Akin to a run on the banks, if no one desires to carry UST, even when there are arbitrage alternatives accessible, then there gained’t be consumers. Would you purchase a one greenback word for 95 cent should you felt there was an opportunity the US might stop to exist tomorrow? No, you wouldn’t.

After all, that day in Could 2021 was when crypto markets melted down, with a flight to high quality occurring throughout the area. There have been ugly days since, however none as dangerous that day, when Bitcoin plummeted 30% within the area of hours.

The excellent news is that, with each crash that UST survives, it turns into stronger. The ecosystem in the end survived the stress check, with Terra setting up additional safety measures to arrange for these contingencies.

Personally, I’m now comfy with the peg scenario, however this stays – and can at all times stay – the only largest threat to the ecosystem. It’s also price noting that the market cap of UST has 7X from that point. In one other black swan occasion, this could ramp up promoting stress considerably larger than what we noticed again in Could 2021, when UST was smaller. There might be considerably extra stress on LUNA if it has to soak up billions in promoting stress, and you would get a extra extreme stress check in consequence.  For me, nonetheless, the 19.5% yield is sufficient yield to compensate me for holding UST – however let’s not lose monitor of the dangers right here.


So, it’s time to reply the ten million greenback query. The place will LUNA be buying and selling on St Patricks Day subsequent yr, once I’m hopefully in my native Eire sipping on a pint of Guinness in a crowded pub? Above or beneath $87?

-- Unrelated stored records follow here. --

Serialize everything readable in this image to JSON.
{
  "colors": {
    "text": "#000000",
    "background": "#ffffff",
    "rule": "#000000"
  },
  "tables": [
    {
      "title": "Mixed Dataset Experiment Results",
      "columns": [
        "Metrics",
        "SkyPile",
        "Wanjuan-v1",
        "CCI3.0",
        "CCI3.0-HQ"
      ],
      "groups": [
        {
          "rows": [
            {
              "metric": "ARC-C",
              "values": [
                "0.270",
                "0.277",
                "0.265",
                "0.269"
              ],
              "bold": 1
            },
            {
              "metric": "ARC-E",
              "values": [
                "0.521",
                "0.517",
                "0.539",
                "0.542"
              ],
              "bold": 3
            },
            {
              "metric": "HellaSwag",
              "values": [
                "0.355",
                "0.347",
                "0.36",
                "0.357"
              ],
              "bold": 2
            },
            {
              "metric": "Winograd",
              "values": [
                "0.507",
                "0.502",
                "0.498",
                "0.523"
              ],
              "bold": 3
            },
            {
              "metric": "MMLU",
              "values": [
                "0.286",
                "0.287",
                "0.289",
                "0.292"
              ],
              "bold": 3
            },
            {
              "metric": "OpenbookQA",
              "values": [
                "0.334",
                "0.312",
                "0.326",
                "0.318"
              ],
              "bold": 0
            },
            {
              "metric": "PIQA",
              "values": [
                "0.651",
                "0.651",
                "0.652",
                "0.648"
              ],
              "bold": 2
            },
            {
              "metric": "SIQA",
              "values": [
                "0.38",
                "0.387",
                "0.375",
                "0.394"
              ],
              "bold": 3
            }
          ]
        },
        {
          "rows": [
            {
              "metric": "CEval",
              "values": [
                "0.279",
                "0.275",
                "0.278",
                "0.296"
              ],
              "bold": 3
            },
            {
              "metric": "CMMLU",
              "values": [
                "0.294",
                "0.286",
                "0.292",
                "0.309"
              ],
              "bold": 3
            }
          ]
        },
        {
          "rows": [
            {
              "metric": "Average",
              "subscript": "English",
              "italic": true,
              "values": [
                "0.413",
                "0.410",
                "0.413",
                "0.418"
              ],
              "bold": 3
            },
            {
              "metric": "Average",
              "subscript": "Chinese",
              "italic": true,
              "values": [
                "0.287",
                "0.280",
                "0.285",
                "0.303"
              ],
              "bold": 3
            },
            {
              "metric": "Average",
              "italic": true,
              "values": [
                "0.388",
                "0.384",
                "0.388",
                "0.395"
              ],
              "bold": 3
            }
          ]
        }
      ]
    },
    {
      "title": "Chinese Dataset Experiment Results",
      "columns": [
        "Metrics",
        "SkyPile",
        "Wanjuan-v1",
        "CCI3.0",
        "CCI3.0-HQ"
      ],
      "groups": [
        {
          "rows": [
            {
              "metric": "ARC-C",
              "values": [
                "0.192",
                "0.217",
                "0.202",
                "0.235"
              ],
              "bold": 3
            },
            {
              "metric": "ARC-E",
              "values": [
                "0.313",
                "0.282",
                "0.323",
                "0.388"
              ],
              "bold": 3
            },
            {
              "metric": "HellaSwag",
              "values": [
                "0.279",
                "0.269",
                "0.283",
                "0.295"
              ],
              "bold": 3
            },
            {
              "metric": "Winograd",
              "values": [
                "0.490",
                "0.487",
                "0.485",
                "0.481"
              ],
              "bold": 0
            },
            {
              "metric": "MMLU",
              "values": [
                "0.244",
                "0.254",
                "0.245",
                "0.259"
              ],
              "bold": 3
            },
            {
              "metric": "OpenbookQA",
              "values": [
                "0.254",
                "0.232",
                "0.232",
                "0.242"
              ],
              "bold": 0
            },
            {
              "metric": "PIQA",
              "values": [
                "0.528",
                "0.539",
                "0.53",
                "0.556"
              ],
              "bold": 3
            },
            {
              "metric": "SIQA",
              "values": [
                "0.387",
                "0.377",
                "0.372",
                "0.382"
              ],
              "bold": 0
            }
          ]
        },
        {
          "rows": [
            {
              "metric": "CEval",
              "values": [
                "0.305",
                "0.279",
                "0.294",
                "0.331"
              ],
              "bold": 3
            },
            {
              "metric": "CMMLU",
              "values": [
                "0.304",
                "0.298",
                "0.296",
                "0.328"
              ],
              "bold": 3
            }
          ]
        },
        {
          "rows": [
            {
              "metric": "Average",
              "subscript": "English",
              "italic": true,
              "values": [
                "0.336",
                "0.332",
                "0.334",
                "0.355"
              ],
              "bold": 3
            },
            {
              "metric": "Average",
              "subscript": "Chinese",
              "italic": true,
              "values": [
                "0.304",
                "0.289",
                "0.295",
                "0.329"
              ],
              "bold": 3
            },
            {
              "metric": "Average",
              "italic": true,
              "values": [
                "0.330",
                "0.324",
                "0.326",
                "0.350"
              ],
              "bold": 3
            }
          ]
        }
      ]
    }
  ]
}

LUNA’s dominant worth motion during the last yr, by way of CoinMarketCap

A yr is a very long time in crypto. What makes this query troublesome is the very fact we have to predict not solely LUNA’s future, however the crypto market as an entire. Though, what’s intriguing right here is the truth that LUNA is without doubt one of the least correlated cash with Bitcoin within the high 50. It’s because because the market turns down, buyers promote their falling holdings into stablecoins, together with UST.

This, greater than the rest, is what buoys my confidence in UST holding its peg, and the well being of the ecosystem at giant. What higher litmus check than seeing how assured merchants are in holding the stablecoin as the broader market nosedives? That being stated, the LUNA worth would nonetheless undergo within the occasion of a chronic crypto bear market, even when it holds up higher than different cash.

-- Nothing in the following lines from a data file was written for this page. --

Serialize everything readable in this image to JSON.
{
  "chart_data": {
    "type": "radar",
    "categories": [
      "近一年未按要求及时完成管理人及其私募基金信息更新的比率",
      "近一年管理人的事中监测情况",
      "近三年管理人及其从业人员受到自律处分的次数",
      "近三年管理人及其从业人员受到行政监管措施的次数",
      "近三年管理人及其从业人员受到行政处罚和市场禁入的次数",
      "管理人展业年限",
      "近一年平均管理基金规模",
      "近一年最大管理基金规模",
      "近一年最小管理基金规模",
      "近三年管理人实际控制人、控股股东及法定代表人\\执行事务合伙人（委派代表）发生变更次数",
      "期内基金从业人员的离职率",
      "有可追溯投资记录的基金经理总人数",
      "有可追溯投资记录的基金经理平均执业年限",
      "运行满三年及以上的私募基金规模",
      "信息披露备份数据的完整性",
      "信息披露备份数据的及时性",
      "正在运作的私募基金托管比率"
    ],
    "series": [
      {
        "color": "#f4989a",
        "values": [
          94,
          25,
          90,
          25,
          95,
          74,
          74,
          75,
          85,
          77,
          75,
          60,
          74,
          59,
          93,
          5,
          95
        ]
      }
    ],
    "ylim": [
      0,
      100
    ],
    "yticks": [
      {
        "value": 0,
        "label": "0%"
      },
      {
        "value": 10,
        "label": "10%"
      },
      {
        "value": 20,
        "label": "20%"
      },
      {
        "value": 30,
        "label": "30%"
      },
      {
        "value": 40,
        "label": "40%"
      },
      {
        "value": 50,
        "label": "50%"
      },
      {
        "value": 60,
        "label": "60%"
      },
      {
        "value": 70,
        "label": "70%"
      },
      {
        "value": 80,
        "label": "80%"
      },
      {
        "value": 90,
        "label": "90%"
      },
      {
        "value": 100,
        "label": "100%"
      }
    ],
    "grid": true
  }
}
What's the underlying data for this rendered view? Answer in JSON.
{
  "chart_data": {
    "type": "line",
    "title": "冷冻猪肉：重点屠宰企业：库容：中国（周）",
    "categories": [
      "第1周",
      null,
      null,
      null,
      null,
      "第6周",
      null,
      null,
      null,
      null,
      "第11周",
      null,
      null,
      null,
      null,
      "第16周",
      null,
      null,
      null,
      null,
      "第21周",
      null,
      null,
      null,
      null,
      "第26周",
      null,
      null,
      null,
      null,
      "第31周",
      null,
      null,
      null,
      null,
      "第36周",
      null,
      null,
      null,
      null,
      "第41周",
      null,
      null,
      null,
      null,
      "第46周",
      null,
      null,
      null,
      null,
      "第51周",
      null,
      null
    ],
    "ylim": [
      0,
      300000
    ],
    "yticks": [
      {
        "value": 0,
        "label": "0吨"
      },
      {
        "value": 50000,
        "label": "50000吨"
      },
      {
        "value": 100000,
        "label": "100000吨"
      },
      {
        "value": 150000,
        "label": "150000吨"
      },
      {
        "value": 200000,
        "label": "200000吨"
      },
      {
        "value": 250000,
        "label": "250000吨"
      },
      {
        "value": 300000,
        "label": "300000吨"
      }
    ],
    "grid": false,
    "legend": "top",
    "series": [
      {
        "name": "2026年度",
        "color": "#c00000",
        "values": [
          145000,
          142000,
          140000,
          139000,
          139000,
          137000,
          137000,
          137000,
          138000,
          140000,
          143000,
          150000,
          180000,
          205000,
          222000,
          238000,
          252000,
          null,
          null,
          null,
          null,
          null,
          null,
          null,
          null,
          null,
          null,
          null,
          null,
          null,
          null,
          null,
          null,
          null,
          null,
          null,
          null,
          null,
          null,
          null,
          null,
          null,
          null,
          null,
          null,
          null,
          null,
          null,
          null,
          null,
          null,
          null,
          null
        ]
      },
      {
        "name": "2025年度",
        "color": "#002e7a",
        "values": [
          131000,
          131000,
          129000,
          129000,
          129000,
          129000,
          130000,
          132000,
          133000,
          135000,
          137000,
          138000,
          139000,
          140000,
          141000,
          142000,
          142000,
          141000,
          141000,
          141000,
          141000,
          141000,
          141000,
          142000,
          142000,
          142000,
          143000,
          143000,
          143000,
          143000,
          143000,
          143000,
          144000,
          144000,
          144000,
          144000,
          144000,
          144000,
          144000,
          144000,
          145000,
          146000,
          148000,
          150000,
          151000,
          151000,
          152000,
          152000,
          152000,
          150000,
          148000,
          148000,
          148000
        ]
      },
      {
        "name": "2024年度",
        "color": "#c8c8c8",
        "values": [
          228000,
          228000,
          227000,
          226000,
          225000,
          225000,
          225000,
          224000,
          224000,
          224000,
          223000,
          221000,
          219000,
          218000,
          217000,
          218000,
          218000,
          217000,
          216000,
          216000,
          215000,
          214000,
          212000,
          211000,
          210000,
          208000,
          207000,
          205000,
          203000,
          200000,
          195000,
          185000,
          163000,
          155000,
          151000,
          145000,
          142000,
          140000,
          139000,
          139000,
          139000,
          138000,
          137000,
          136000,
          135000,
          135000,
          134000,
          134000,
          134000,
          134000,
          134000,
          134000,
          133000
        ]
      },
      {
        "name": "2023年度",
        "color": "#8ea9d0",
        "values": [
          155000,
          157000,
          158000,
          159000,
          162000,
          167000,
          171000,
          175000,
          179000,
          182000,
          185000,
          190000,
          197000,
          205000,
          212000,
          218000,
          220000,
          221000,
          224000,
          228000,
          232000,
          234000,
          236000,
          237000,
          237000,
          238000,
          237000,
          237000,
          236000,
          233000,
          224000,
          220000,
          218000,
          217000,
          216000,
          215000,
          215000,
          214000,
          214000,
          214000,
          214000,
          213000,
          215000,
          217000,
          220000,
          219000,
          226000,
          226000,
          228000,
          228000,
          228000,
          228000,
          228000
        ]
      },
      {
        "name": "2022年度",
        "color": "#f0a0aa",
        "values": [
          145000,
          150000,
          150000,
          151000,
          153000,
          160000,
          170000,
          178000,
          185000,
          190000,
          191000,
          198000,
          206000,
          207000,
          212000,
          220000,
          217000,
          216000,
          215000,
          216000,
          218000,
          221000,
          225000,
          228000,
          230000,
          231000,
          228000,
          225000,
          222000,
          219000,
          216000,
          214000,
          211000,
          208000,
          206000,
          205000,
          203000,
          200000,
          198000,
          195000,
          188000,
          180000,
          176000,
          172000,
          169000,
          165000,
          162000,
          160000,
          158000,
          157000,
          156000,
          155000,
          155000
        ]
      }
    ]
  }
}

 The escrow tackle for the wager, containing $22 million. The blockchain confirms it – the bets are on!

There’s a marketplace for a decentralised stablecoin, and LUNA doesn’t have a lot competitors right here. Throw within the apps which might be in growth, and I see no motive that the ecosystem can not proceed to draw capital. I imagine the market cap of UST might be larger once more in a yr’s time.

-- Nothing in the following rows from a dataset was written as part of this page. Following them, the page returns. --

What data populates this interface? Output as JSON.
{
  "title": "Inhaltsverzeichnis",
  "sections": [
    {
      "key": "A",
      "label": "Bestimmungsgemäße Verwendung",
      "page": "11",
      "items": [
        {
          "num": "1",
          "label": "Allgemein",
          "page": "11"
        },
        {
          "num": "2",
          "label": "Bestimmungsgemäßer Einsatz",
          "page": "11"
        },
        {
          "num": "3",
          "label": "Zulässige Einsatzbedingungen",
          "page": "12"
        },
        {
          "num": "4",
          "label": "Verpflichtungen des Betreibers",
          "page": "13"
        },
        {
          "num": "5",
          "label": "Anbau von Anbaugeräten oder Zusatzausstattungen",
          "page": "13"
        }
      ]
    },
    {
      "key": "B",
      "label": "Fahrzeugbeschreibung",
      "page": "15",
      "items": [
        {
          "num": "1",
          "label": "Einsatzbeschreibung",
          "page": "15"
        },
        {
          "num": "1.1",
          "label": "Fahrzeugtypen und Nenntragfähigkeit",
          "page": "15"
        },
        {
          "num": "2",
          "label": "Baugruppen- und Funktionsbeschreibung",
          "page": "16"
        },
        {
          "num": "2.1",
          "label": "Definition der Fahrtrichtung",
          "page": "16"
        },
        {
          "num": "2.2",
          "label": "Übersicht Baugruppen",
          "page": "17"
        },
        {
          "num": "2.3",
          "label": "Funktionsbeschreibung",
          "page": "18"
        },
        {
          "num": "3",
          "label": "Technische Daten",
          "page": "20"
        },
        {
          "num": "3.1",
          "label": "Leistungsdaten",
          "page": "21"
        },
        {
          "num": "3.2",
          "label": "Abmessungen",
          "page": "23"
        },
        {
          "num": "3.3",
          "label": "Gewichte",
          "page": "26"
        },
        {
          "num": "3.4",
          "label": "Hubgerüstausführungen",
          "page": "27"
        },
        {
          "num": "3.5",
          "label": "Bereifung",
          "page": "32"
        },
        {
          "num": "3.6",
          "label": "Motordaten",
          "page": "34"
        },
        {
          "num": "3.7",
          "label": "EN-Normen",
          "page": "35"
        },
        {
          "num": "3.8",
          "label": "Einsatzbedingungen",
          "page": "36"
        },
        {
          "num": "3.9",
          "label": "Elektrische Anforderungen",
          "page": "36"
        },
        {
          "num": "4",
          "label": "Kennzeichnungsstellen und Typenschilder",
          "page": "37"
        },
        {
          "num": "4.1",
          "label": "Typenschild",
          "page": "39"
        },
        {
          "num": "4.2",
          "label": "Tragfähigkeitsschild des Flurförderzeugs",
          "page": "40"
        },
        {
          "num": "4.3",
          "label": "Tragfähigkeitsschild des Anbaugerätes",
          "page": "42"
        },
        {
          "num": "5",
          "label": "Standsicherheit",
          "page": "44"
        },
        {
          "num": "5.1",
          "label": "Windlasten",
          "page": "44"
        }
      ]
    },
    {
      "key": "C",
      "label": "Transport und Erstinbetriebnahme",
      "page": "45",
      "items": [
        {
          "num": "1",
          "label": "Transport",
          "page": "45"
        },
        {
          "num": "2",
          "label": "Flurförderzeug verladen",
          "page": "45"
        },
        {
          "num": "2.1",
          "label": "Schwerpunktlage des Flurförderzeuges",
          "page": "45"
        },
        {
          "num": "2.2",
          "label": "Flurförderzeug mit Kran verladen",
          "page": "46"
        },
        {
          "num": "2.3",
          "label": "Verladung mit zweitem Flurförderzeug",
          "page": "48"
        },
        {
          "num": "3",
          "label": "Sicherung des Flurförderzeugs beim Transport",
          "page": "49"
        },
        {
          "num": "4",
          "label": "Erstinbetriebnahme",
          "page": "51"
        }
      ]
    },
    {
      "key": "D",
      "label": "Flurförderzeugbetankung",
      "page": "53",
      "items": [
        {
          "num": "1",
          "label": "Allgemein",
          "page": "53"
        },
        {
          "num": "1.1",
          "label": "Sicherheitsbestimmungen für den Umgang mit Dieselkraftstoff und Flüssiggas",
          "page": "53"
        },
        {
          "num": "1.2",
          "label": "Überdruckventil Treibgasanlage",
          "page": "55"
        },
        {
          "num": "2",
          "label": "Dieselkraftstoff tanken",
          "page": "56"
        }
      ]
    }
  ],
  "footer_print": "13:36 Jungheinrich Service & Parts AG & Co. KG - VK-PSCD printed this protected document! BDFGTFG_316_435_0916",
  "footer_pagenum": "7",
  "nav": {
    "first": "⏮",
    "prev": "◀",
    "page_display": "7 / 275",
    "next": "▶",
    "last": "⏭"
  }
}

A heart-warming finish to the interplay

Individuals love yield, and the Anchor yield I imagine will nonetheless be lofty – maybe nonetheless locked round 19% – in a yr’s time. I feel the speed can final for a yr, and that’s all that the wager asks me to do. I solely want this peg to carry for one year – and that’s the true threat right here. The important thing right here is that point horizon of 1 yr.

So, ye, given we’re speaking one yr, I’ll take the over on the wager.

It’s boring to wager the underneath anyway, isn’t it?